Au cours d’une causerie éducative, les participants ont mis en lumière les nombreux obstacles qui compromettent encore le droit des enfants à une éducation de qualité. L’absence de points d’eau et d’infrastructures sanitaires dans plusieurs établissements scolaires, notamment ceux accueillant des réfugiés, figure parmi les principaux défis. « Il a été constaté que certains enfants vivant dans des camps de réfugiés ne vont pas à l’école parce que les établissements scolaires ne disposent pas d’eau, ni de toilettes séparées. Le thème de cette année nous invite à l’action. Il urge de construire des fourrages ainsi que des toilettes distinctes pour les filles et les garçons afin qu’ils suivent sereinement leur cursus scolaire », a plaidé VONDOU IDA NSANGIH, délégué départemental des Affaires sociales de la Kadey.

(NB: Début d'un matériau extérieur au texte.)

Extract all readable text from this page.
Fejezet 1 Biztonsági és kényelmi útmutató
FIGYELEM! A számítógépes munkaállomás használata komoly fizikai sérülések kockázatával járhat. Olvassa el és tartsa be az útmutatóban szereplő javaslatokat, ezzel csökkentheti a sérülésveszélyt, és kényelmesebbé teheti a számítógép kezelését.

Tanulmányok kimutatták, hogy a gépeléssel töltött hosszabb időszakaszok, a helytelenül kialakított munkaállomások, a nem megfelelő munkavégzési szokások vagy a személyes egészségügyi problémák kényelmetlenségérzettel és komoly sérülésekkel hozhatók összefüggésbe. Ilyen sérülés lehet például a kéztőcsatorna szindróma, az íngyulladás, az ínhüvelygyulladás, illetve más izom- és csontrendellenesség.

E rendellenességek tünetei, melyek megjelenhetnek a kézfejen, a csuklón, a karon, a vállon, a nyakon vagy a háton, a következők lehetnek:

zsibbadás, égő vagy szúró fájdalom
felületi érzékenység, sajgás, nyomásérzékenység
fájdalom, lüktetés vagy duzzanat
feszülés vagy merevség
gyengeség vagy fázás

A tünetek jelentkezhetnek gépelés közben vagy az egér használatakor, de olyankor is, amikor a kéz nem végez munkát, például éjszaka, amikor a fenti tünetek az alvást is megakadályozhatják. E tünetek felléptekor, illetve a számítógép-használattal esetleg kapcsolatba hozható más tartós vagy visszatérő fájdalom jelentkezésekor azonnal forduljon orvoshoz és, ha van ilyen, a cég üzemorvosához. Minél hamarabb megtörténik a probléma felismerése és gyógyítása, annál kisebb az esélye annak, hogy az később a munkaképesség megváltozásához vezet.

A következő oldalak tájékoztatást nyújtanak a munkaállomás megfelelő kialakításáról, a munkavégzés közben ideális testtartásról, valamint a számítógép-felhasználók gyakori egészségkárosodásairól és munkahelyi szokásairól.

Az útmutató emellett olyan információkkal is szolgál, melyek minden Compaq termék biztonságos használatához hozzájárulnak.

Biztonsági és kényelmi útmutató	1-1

Au-delà des questions liées à l’eau et à l’hygiène, les échanges ont porté sur le droit à l’identité, considéré comme un préalable à l’accès aux services sociaux de base. À ce sujet, le projet I yéké oko phase II, mis en œuvre avec l’appui des partenaires du Gouvernement, poursuit son opération de délivrance d’actes de naissance aux personnes qui en sont dépourvues. « En moins de deux mois de recensement des personnes ayant besoin d’actes de naissance, nous avons enregistré plus de 2 000 enfants et adultes dont le processus de production des documents est déjà en cours », a révélé Moustapha SOULEY, chef du projet I yéké oko phase II. L’initiative ambitionne de produire 3 000 actes de naissance en trois ans, offrant ainsi à des milliers de bénéficiaires la possibilité d’exercer pleinement leurs droits civiques et sociaux.
Bibiane Emeline NNANG.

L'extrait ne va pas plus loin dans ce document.